Однако, если отчасти это было мне не по нраву, еще следовало учесть, что чаще не мы играем с жизнью, подыскивая людей для книг, но все совершается наоборот. Столь благородный пример Вертера был, увы, не для меня. Ни на секунду не веря, что Альбертина любит меня, из-за нее я двадцать раз хотел покончить с собой, я разорился и потерял здоровье.
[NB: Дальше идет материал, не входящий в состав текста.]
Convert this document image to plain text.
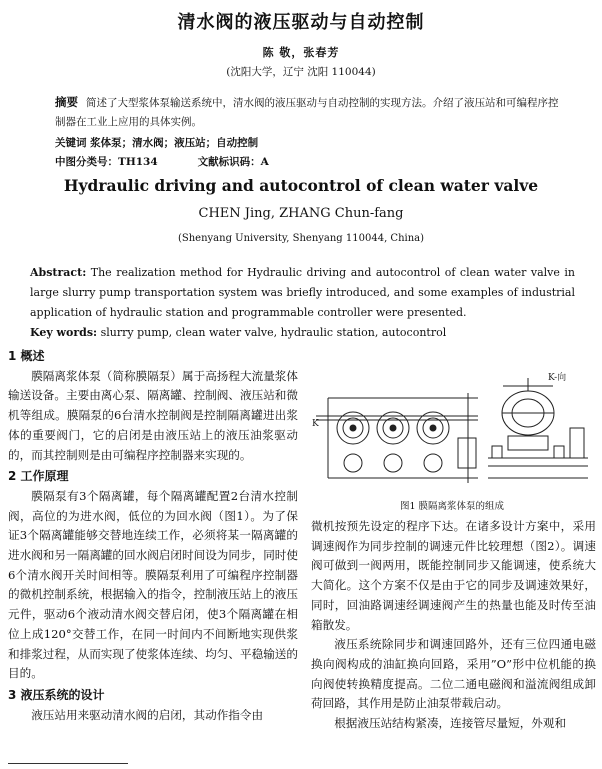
清水阀的液压驱动与自动控制
陈 敬，张春芳
(沈阳大学，辽宁 沈阳 110044)
摘要 简述了大型浆体泵输送系统中，清水阀的液压驱动与自动控制的实现方法。介绍了液压站和可编程序控制器在工业上应用的具体实例。
关键词 浆体泵；清水阀；液压站；自动控制
中图分类号：TH134	文献标识码：A
Hydraulic driving and autocontrol of clean water valve
CHEN Jing, ZHANG Chun-fang
(Shenyang University, Shenyang 110044, China)
Abstract: The realization method for Hydraulic driving and autocontrol of clean water valve in large slurry pump transportation system was briefly introduced, and some examples of industrial application of hydraulic station and programmable controller were presented.
Key words: slurry pump, clean water valve, hydraulic station, autocontrol
1 概述

膜隔离浆体泵（简称膜隔泵）属于高扬程大流量浆体输送设备。主要由离心泵、隔离罐、控制阀、液压站和微机等组成。膜隔泵的6台清水控制阀是控制隔离罐进出浆体的重要阀门，它的启闭是由液压站上的液压油浆驱动的，而其控制则是由可编程序控制器来实现的。

2 工作原理

膜隔泵有3个隔离罐，每个隔离罐配置2台清水控制阀，高位的为进水阀，低位的为回水阀（图1）。为了保证3个隔离罐能够交替地连续工作，必须将某一隔离罐的进水阀和另一隔离罐的回水阀启闭时间设为同步，同时使6个清水阀开关时间相等。膜隔泵利用了可编程序控制器的微机控制系统，根据输入的指令，控制液压站上的液压元件，驱动6个液动清水阀交替启闭，使3个隔离罐在相位上成120°交替工作，在同一时间内不间断地实现供浆和排浆过程，从而实现了使浆体连续、均匀、平稳输送的目的。

3 液压系统的设计

液压站用来驱动清水阀的启闭，其动作指令由

K
K-向
图1 膜隔离浆体泵的组成

微机按预先设定的程序下达。在诸多设计方案中，采用调速阀作为同步控制的调速元件比较理想（图2）。调速阀可做到一阀两用，既能控制同步又能调速，使系统大大简化。这个方案不仅是由于它的同步及调速效果好，同时，回油路调速经调速阀产生的热量也能及时传至油箱散发。

液压系统除同步和调速回路外，还有三位四通电磁换向阀构成的油缸换向回路，采用”O”形中位机能的换向阀使转换精度提高。二位二通电磁阀和溢流阀组成卸荷回路，其作用是防止油泵带载启动。

根据液压站结构紧凑，连接管尽量短，外观和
Когда речь идет о работе, мы скрупулезны, мы вникаем в мельчайшие детали, мы отбрасываем все, что не является истиной. Но если речь идет всего лишь о жизни, мы терзаем себя и теряем силы, изводимся домыслами. Но подлинно, только из жилы этих измышлений (если прошли года быть поэтом) можно извлечь какую-то истину. Горести — это мрачные, ненавистные слуги, с которыми мы сражаемся, которым мы все больше проигрываем, слуги ужасные, не подлежащие замене, но они ведут нас подземными дорогами к истине и смерти. Блажен тот, кто встретил первую раньше второй, для кого, сколь бы близки они ни были одна от другой, час истины пробьет прежде смертного часа.